A poll taken by some media outlets shows that 70% of Canadians support Professor Grayson’s decision and would like York University to take back its decision to segregate the classroom — apparently out fear that if it does not, the precedent might be set for other, possibly unreasonable, accommodation. As Professor Grayson noted in his first response, “Can I assume that a similar logic would apply if the group with which he did not want to interact was comprised of Blacks, Moslems [or] homosexuals?”
He added that segregated classrooms could eventually require York to agree to segregated seating, segregated tutorials and even gender-specific instructors.
Grayson says that decision about this particular case will affect the future of gender equality at universities. If permission for gender segregation is upheld, it will open a Pandora’s box for those who will undoubtedly come forward to ask for all sorts of other concessions.
Requests for religious accommodation are, however, already common in many Canadian schools. In October last year, some schools in Ontario said students should not dress up in Hallowe’en costumes because, according to the Niagara School Board, “some families don’t participate in Hallowe’en, or can’t afford costumes, and are excluded.”

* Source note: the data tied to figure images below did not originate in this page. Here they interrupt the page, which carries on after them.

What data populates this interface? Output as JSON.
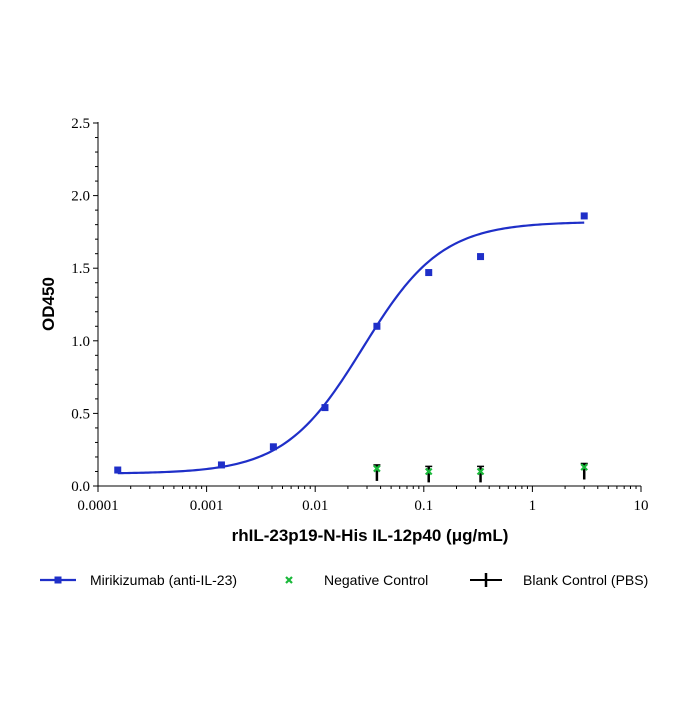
{
  "colors": {
    "mirikizumab": "#1f2fc8",
    "negative": "#1ab83a",
    "blank": "#000000",
    "axis": "#000000"
  },
  "chart_data": {
    "type": "scatter",
    "xlabel": "rhIL-23p19-N-His IL-12p40 (μg/mL)",
    "ylabel": "OD450",
    "x_scale": "log",
    "xlim": [
      0.0001,
      10
    ],
    "ylim": [
      0,
      2.5
    ],
    "x_ticks": [
      0.0001,
      0.001,
      0.01,
      0.1,
      1,
      10
    ],
    "x_tick_labels": [
      "0.0001",
      "0.001",
      "0.01",
      "0.1",
      "1",
      "10"
    ],
    "y_ticks": [
      0,
      0.5,
      1,
      1.5,
      2,
      2.5
    ],
    "y_tick_labels": [
      "0.0",
      "0.5",
      "1.0",
      "1.5",
      "2.0",
      "2.5"
    ],
    "grid": false,
    "legend_position": "bottom",
    "series": [
      {
        "name": "Mirikizumab (anti-IL-23)",
        "marker": "square",
        "fit": "4PL",
        "fit_params": {
          "bottom": 0.085,
          "top": 1.82,
          "ec50": 0.0275,
          "hill": 1.2
        },
        "x": [
          0.000152,
          0.00137,
          0.00412,
          0.0123,
          0.037,
          0.111,
          0.333,
          3.0
        ],
        "y": [
          0.11,
          0.145,
          0.27,
          0.54,
          1.1,
          1.47,
          1.58,
          1.86
        ]
      },
      {
        "name": "Negative Control",
        "marker": "x",
        "x": [
          0.037,
          0.111,
          0.333,
          3.0
        ],
        "y": [
          0.12,
          0.1,
          0.1,
          0.13
        ]
      },
      {
        "name": "Blank Control (PBS)",
        "marker": "bar",
        "x": [
          0.037,
          0.111,
          0.333,
          3.0
        ],
        "y": [
          0.09,
          0.08,
          0.08,
          0.1
        ]
      }
    ]
  }
}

At the Valley Park Middle School in Toronto, where the Lord’s Prayer was removed from schools many years ago, the principal allowed 400 Muslim students to pray in the lunchroom, with girls made to stand at the back. Educational institutions typically allow Muslim students to have special assigned rooms for prayer, where, if there is gender segregation, it remains within a specific group of people. Some colleges have built footbaths and special places for ablution. There has been no public dissent. Canadians, however, are now starting to ask how far religious accommodation can go before it becomes an impingement on the freedom of others. Although a nuisance, at least for now, it has apparently been viewed as a harmless one. The problem, as Grayson notes, comes later with: Where does it stop?
This issue is troubling at so many levels. Not even one women’s group came out to lobby for women’s rights or to remind the nation that a decision to support segregation is a slap in the face of equality.

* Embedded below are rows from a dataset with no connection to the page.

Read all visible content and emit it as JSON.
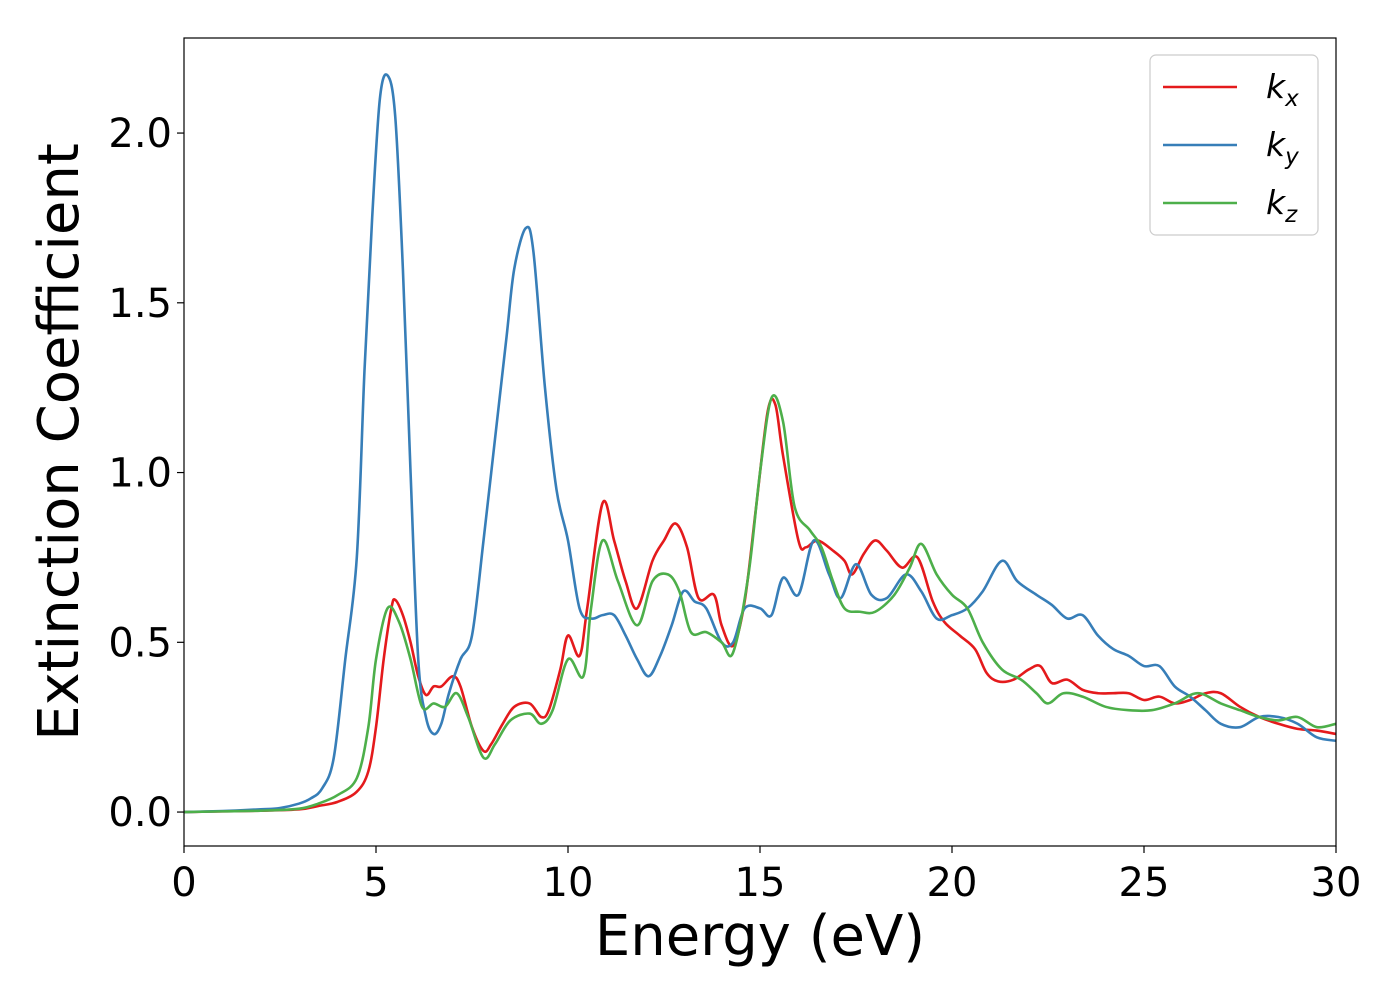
{
  "chart_data": {
    "type": "line",
    "title": "",
    "xlabel": "Energy (eV)",
    "ylabel": "Extinction Coefficient",
    "xlim": [
      0,
      30
    ],
    "ylim": [
      -0.1,
      2.28
    ],
    "xticks": [
      "0",
      "5",
      "10",
      "15",
      "20",
      "25",
      "30"
    ],
    "yticks": [
      "0.0",
      "0.5",
      "1.0",
      "1.5",
      "2.0"
    ],
    "xtick_values": [
      0,
      5,
      10,
      15,
      20,
      25,
      30
    ],
    "ytick_values": [
      0,
      0.5,
      1.0,
      1.5,
      2.0
    ],
    "grid": false,
    "legend_position": "top-right",
    "series": [
      {
        "name": "k_x",
        "base": "k",
        "sub": "x",
        "color": "#e41a1c",
        "points": [
          [
            0,
            0
          ],
          [
            1,
            0.002
          ],
          [
            2,
            0.004
          ],
          [
            3,
            0.008
          ],
          [
            3.5,
            0.018
          ],
          [
            4,
            0.03
          ],
          [
            4.5,
            0.06
          ],
          [
            4.8,
            0.12
          ],
          [
            5.0,
            0.25
          ],
          [
            5.2,
            0.45
          ],
          [
            5.4,
            0.6
          ],
          [
            5.5,
            0.625
          ],
          [
            5.7,
            0.58
          ],
          [
            5.9,
            0.5
          ],
          [
            6.1,
            0.4
          ],
          [
            6.3,
            0.345
          ],
          [
            6.5,
            0.37
          ],
          [
            6.7,
            0.37
          ],
          [
            7.0,
            0.4
          ],
          [
            7.2,
            0.37
          ],
          [
            7.5,
            0.25
          ],
          [
            7.8,
            0.18
          ],
          [
            8.0,
            0.2
          ],
          [
            8.3,
            0.26
          ],
          [
            8.6,
            0.31
          ],
          [
            9.0,
            0.32
          ],
          [
            9.3,
            0.28
          ],
          [
            9.5,
            0.3
          ],
          [
            9.8,
            0.42
          ],
          [
            10.0,
            0.52
          ],
          [
            10.3,
            0.46
          ],
          [
            10.5,
            0.6
          ],
          [
            10.9,
            0.91
          ],
          [
            11.2,
            0.8
          ],
          [
            11.5,
            0.68
          ],
          [
            11.8,
            0.6
          ],
          [
            12.2,
            0.74
          ],
          [
            12.5,
            0.8
          ],
          [
            12.8,
            0.85
          ],
          [
            13.1,
            0.78
          ],
          [
            13.4,
            0.63
          ],
          [
            13.8,
            0.64
          ],
          [
            14.0,
            0.55
          ],
          [
            14.3,
            0.49
          ],
          [
            14.6,
            0.62
          ],
          [
            14.9,
            0.9
          ],
          [
            15.2,
            1.18
          ],
          [
            15.4,
            1.2
          ],
          [
            15.6,
            1.05
          ],
          [
            16.0,
            0.8
          ],
          [
            16.2,
            0.78
          ],
          [
            16.5,
            0.8
          ],
          [
            16.9,
            0.77
          ],
          [
            17.2,
            0.74
          ],
          [
            17.4,
            0.7
          ],
          [
            17.7,
            0.76
          ],
          [
            18.0,
            0.8
          ],
          [
            18.3,
            0.77
          ],
          [
            18.7,
            0.72
          ],
          [
            19.1,
            0.75
          ],
          [
            19.5,
            0.62
          ],
          [
            19.8,
            0.56
          ],
          [
            20.2,
            0.52
          ],
          [
            20.6,
            0.48
          ],
          [
            20.9,
            0.41
          ],
          [
            21.2,
            0.385
          ],
          [
            21.6,
            0.39
          ],
          [
            22.0,
            0.42
          ],
          [
            22.3,
            0.43
          ],
          [
            22.6,
            0.38
          ],
          [
            23.0,
            0.39
          ],
          [
            23.4,
            0.36
          ],
          [
            23.8,
            0.35
          ],
          [
            24.2,
            0.35
          ],
          [
            24.6,
            0.35
          ],
          [
            25.0,
            0.33
          ],
          [
            25.4,
            0.34
          ],
          [
            25.8,
            0.32
          ],
          [
            26.2,
            0.33
          ],
          [
            26.6,
            0.35
          ],
          [
            27.0,
            0.35
          ],
          [
            27.5,
            0.31
          ],
          [
            28.0,
            0.28
          ],
          [
            28.5,
            0.26
          ],
          [
            29.0,
            0.245
          ],
          [
            29.5,
            0.24
          ],
          [
            30.0,
            0.23
          ]
        ]
      },
      {
        "name": "k_y",
        "base": "k",
        "sub": "y",
        "color": "#377eb8",
        "points": [
          [
            0,
            0
          ],
          [
            1,
            0.003
          ],
          [
            2,
            0.008
          ],
          [
            2.5,
            0.012
          ],
          [
            3,
            0.025
          ],
          [
            3.3,
            0.04
          ],
          [
            3.6,
            0.07
          ],
          [
            3.9,
            0.16
          ],
          [
            4.2,
            0.45
          ],
          [
            4.5,
            0.75
          ],
          [
            4.7,
            1.3
          ],
          [
            4.9,
            1.75
          ],
          [
            5.1,
            2.1
          ],
          [
            5.3,
            2.17
          ],
          [
            5.5,
            2.05
          ],
          [
            5.7,
            1.6
          ],
          [
            5.9,
            1.0
          ],
          [
            6.1,
            0.45
          ],
          [
            6.3,
            0.28
          ],
          [
            6.5,
            0.23
          ],
          [
            6.7,
            0.26
          ],
          [
            6.9,
            0.35
          ],
          [
            7.2,
            0.45
          ],
          [
            7.5,
            0.52
          ],
          [
            7.8,
            0.8
          ],
          [
            8.1,
            1.1
          ],
          [
            8.4,
            1.4
          ],
          [
            8.6,
            1.6
          ],
          [
            8.9,
            1.72
          ],
          [
            9.1,
            1.65
          ],
          [
            9.4,
            1.25
          ],
          [
            9.7,
            0.95
          ],
          [
            10.0,
            0.8
          ],
          [
            10.3,
            0.6
          ],
          [
            10.6,
            0.57
          ],
          [
            10.9,
            0.58
          ],
          [
            11.2,
            0.58
          ],
          [
            11.5,
            0.52
          ],
          [
            11.8,
            0.45
          ],
          [
            12.1,
            0.4
          ],
          [
            12.4,
            0.46
          ],
          [
            12.7,
            0.55
          ],
          [
            13.0,
            0.65
          ],
          [
            13.3,
            0.62
          ],
          [
            13.6,
            0.6
          ],
          [
            14.0,
            0.5
          ],
          [
            14.3,
            0.5
          ],
          [
            14.6,
            0.6
          ],
          [
            15.0,
            0.6
          ],
          [
            15.3,
            0.58
          ],
          [
            15.6,
            0.69
          ],
          [
            16.0,
            0.64
          ],
          [
            16.4,
            0.8
          ],
          [
            16.8,
            0.7
          ],
          [
            17.1,
            0.63
          ],
          [
            17.5,
            0.73
          ],
          [
            17.9,
            0.64
          ],
          [
            18.3,
            0.63
          ],
          [
            18.8,
            0.7
          ],
          [
            19.2,
            0.65
          ],
          [
            19.6,
            0.57
          ],
          [
            20.0,
            0.58
          ],
          [
            20.4,
            0.6
          ],
          [
            20.8,
            0.65
          ],
          [
            21.3,
            0.74
          ],
          [
            21.7,
            0.68
          ],
          [
            22.2,
            0.64
          ],
          [
            22.6,
            0.61
          ],
          [
            23.0,
            0.57
          ],
          [
            23.4,
            0.58
          ],
          [
            23.8,
            0.52
          ],
          [
            24.2,
            0.48
          ],
          [
            24.6,
            0.46
          ],
          [
            25.0,
            0.43
          ],
          [
            25.4,
            0.43
          ],
          [
            25.8,
            0.37
          ],
          [
            26.2,
            0.34
          ],
          [
            26.6,
            0.3
          ],
          [
            27.0,
            0.26
          ],
          [
            27.5,
            0.25
          ],
          [
            28.0,
            0.28
          ],
          [
            28.5,
            0.28
          ],
          [
            29.0,
            0.26
          ],
          [
            29.5,
            0.22
          ],
          [
            30.0,
            0.21
          ]
        ]
      },
      {
        "name": "k_z",
        "base": "k",
        "sub": "z",
        "color": "#4daf4a",
        "points": [
          [
            0,
            0
          ],
          [
            1,
            0.002
          ],
          [
            2,
            0.004
          ],
          [
            3,
            0.01
          ],
          [
            3.5,
            0.025
          ],
          [
            4,
            0.05
          ],
          [
            4.5,
            0.1
          ],
          [
            4.8,
            0.25
          ],
          [
            5.0,
            0.45
          ],
          [
            5.3,
            0.6
          ],
          [
            5.6,
            0.56
          ],
          [
            5.9,
            0.45
          ],
          [
            6.2,
            0.31
          ],
          [
            6.5,
            0.32
          ],
          [
            6.8,
            0.31
          ],
          [
            7.1,
            0.35
          ],
          [
            7.4,
            0.28
          ],
          [
            7.8,
            0.16
          ],
          [
            8.1,
            0.2
          ],
          [
            8.5,
            0.27
          ],
          [
            9.0,
            0.29
          ],
          [
            9.3,
            0.26
          ],
          [
            9.6,
            0.3
          ],
          [
            10.0,
            0.45
          ],
          [
            10.4,
            0.4
          ],
          [
            10.6,
            0.6
          ],
          [
            10.9,
            0.8
          ],
          [
            11.3,
            0.68
          ],
          [
            11.8,
            0.55
          ],
          [
            12.2,
            0.68
          ],
          [
            12.6,
            0.7
          ],
          [
            12.9,
            0.65
          ],
          [
            13.2,
            0.53
          ],
          [
            13.6,
            0.53
          ],
          [
            14.0,
            0.5
          ],
          [
            14.3,
            0.47
          ],
          [
            14.7,
            0.7
          ],
          [
            15.0,
            1.0
          ],
          [
            15.3,
            1.22
          ],
          [
            15.6,
            1.15
          ],
          [
            15.9,
            0.9
          ],
          [
            16.3,
            0.83
          ],
          [
            16.6,
            0.78
          ],
          [
            16.9,
            0.68
          ],
          [
            17.2,
            0.6
          ],
          [
            17.6,
            0.59
          ],
          [
            18.0,
            0.59
          ],
          [
            18.5,
            0.64
          ],
          [
            18.9,
            0.72
          ],
          [
            19.2,
            0.79
          ],
          [
            19.6,
            0.7
          ],
          [
            20.0,
            0.64
          ],
          [
            20.4,
            0.6
          ],
          [
            20.8,
            0.5
          ],
          [
            21.3,
            0.42
          ],
          [
            21.8,
            0.39
          ],
          [
            22.2,
            0.35
          ],
          [
            22.5,
            0.32
          ],
          [
            22.9,
            0.35
          ],
          [
            23.4,
            0.34
          ],
          [
            24.0,
            0.31
          ],
          [
            24.6,
            0.3
          ],
          [
            25.2,
            0.3
          ],
          [
            25.8,
            0.32
          ],
          [
            26.4,
            0.35
          ],
          [
            27.0,
            0.32
          ],
          [
            27.5,
            0.3
          ],
          [
            28.0,
            0.28
          ],
          [
            28.5,
            0.27
          ],
          [
            29.0,
            0.28
          ],
          [
            29.5,
            0.25
          ],
          [
            30.0,
            0.26
          ]
        ]
      }
    ]
  }
}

Reasonable accommodation is good when not imposed from the top down. Reasonable accommodation is the multifaith chapel at Toronto airport with a large section for Muslims; unreasonable accommodation is the Muslim airport employee who insists on a separate room allocated only for him or her.

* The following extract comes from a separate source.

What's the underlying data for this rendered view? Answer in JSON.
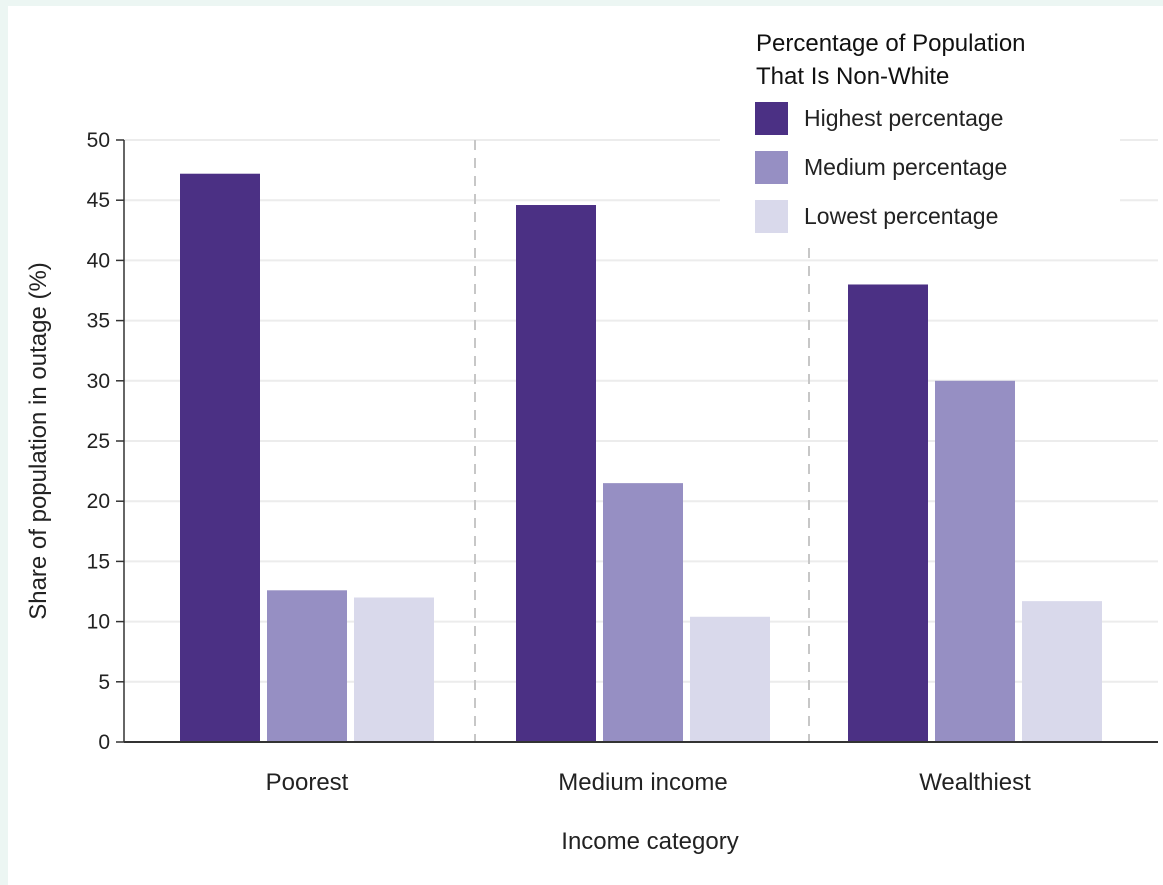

Reasonable accommodation is including Muslim books in the library; unreasonable accommodation is the demand to eliminate the Three Little Pigs from a traditional story. Reasonable accommodation is celebrating our religious holidays with joy; unreasonable accommodation is criticizing others who wish to say Merry Christmas and celebrate their culture, too.
Many of us who come from theocratic and patriarchal countries are wholly dependent on Canada’s liberal, secular values of gender equality to maintain our freedom — which others are working so tirelessly to curtail.
York University’s decision to allow gender segregation suffocates and chokes the very values that make this country, and others like it, the great liberal, secular democracy we came here to seek.